How does it work: we split fraction into numerator and denominator, then
split numerator into separate terms (using 'monomials' function).
We divide each of the terms by the denominator and put an invisible box
around the resulting quotient.  Then we add everything back together.

Some remarks:

1) box operator prevents simplification, so careful when you use it,
otherwise you may get unexpected results.
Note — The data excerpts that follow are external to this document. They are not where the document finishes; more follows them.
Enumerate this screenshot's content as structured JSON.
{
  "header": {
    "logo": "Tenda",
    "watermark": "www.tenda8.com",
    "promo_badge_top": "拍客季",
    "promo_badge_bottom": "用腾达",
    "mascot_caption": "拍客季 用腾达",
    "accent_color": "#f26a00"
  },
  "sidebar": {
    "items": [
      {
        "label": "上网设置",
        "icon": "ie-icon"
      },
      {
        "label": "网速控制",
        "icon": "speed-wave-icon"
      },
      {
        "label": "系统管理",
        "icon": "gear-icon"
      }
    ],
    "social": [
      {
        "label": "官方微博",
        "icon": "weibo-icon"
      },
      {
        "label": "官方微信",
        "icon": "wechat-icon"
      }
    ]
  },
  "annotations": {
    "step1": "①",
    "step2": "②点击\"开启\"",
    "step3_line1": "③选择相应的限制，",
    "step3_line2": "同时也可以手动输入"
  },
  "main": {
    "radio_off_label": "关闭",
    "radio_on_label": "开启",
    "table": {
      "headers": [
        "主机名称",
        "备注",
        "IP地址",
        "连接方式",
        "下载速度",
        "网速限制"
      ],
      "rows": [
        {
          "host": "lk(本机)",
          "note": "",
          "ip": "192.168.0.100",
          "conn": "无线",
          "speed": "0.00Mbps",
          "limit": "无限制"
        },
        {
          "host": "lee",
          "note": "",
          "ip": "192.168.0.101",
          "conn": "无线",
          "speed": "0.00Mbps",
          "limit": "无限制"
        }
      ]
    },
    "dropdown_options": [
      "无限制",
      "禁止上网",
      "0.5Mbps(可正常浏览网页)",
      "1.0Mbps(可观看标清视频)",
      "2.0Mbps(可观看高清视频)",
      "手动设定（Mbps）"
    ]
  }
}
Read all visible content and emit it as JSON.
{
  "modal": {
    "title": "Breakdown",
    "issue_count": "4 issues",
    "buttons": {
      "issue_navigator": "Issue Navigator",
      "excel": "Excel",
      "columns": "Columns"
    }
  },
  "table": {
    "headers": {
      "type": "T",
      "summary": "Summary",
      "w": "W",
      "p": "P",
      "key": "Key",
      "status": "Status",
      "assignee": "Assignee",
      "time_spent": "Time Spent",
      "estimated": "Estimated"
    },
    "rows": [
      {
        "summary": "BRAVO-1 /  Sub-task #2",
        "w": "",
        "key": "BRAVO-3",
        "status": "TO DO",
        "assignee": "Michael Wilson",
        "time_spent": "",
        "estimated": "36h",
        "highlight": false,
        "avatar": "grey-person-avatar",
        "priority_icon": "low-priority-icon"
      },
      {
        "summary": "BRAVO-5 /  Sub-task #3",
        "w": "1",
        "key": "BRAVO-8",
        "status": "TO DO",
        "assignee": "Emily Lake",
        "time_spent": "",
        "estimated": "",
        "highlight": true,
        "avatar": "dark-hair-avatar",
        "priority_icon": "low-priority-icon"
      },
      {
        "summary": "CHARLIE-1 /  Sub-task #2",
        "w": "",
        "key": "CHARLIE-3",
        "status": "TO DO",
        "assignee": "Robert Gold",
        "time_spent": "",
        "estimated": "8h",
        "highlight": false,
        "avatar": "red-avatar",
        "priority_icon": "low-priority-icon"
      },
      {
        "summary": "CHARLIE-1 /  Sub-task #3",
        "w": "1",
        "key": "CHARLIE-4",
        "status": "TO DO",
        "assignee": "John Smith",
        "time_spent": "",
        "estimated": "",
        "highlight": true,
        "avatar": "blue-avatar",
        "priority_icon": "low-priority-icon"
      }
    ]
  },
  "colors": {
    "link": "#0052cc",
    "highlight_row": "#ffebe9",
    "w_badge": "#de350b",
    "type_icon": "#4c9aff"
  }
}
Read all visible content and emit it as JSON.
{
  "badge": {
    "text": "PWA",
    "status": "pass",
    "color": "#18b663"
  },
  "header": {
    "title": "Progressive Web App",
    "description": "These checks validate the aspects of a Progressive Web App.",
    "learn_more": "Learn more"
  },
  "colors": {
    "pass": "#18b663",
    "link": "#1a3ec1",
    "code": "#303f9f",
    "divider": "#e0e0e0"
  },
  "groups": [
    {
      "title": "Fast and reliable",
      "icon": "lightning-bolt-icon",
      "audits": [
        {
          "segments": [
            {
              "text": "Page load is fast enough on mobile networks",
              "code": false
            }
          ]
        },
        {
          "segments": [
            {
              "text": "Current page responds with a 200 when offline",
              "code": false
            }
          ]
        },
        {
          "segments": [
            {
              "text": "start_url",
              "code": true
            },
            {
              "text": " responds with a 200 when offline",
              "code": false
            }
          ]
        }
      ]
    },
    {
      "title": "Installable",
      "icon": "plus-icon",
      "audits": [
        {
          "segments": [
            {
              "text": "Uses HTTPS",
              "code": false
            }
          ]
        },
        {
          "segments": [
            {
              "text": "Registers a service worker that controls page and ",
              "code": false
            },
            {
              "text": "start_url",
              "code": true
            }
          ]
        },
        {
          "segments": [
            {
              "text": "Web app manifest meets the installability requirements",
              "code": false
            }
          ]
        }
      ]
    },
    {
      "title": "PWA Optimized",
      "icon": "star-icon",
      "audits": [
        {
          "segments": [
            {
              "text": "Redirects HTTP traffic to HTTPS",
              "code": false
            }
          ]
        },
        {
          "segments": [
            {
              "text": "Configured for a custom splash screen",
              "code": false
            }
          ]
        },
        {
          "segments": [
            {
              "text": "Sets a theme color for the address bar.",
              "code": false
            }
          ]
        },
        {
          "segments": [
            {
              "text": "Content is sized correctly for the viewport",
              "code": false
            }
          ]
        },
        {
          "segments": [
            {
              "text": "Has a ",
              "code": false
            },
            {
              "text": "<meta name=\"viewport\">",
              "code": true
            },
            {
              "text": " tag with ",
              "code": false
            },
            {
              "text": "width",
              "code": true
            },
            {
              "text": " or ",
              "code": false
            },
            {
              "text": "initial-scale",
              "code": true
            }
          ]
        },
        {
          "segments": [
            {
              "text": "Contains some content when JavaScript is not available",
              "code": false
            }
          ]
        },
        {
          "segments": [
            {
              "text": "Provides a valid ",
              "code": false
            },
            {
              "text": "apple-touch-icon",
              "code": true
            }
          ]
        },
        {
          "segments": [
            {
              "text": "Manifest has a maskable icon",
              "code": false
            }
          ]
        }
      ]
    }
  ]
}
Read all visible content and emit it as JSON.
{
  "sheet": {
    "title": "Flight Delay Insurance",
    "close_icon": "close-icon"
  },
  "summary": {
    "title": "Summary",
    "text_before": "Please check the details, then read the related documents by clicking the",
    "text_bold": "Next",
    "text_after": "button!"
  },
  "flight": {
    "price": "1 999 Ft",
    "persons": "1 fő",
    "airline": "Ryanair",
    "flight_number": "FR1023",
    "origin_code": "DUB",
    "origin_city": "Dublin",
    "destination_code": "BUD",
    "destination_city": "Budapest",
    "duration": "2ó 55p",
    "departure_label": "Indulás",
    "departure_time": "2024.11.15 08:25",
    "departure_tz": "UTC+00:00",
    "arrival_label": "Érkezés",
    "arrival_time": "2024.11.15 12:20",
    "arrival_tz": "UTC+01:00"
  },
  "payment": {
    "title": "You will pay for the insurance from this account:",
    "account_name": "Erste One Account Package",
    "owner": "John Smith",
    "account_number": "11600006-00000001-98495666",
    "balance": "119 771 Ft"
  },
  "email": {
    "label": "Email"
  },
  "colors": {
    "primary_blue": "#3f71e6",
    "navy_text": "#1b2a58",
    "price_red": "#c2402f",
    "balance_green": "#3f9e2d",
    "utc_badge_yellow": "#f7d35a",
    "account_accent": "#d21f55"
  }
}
2) AFAIK expand command in Maple is really a cheaper version of
simplify (it is enoungh to simplify polynomials).  More precisely,
Maple is doing very little (no??) simplification by default,
so you may have a complicated expression which is really 0.
Expand gives you "canonical" form for polynomials -- if two
polynomials are mathematically equal then the expanded forms
are equal.  This is not needed in Axiom, Axiom normally keeps
polynomials (and rational functions) in "canonical" form.
If for some reasons other forms are preferable Axiom offers
some extra domains (like Factored).

3) AFAIU what you really want is a way to control how results are
printed.  IIRC Axiom gives only very limited control over
formatting the output.

4) In general each systems has hardcoded ideas what looks best, and
it can be frustrating trying (with no effect) to match output of
the other system.

5) IMHO your Maple solution, the command I gave and Bill Page DMP
trick are really abuses: all of the commands perform some
computation and the change in printed output is a byproduct
(possibly unintended).  I wrote above about Maple expand.
Axiom DMP was implemented to allow efficient computation of
Groebner bases (and some similar computation).  I know very
little about box operator, but I suspect that it main intended
use was _not_ to control printing.

--
Waldek Hebisch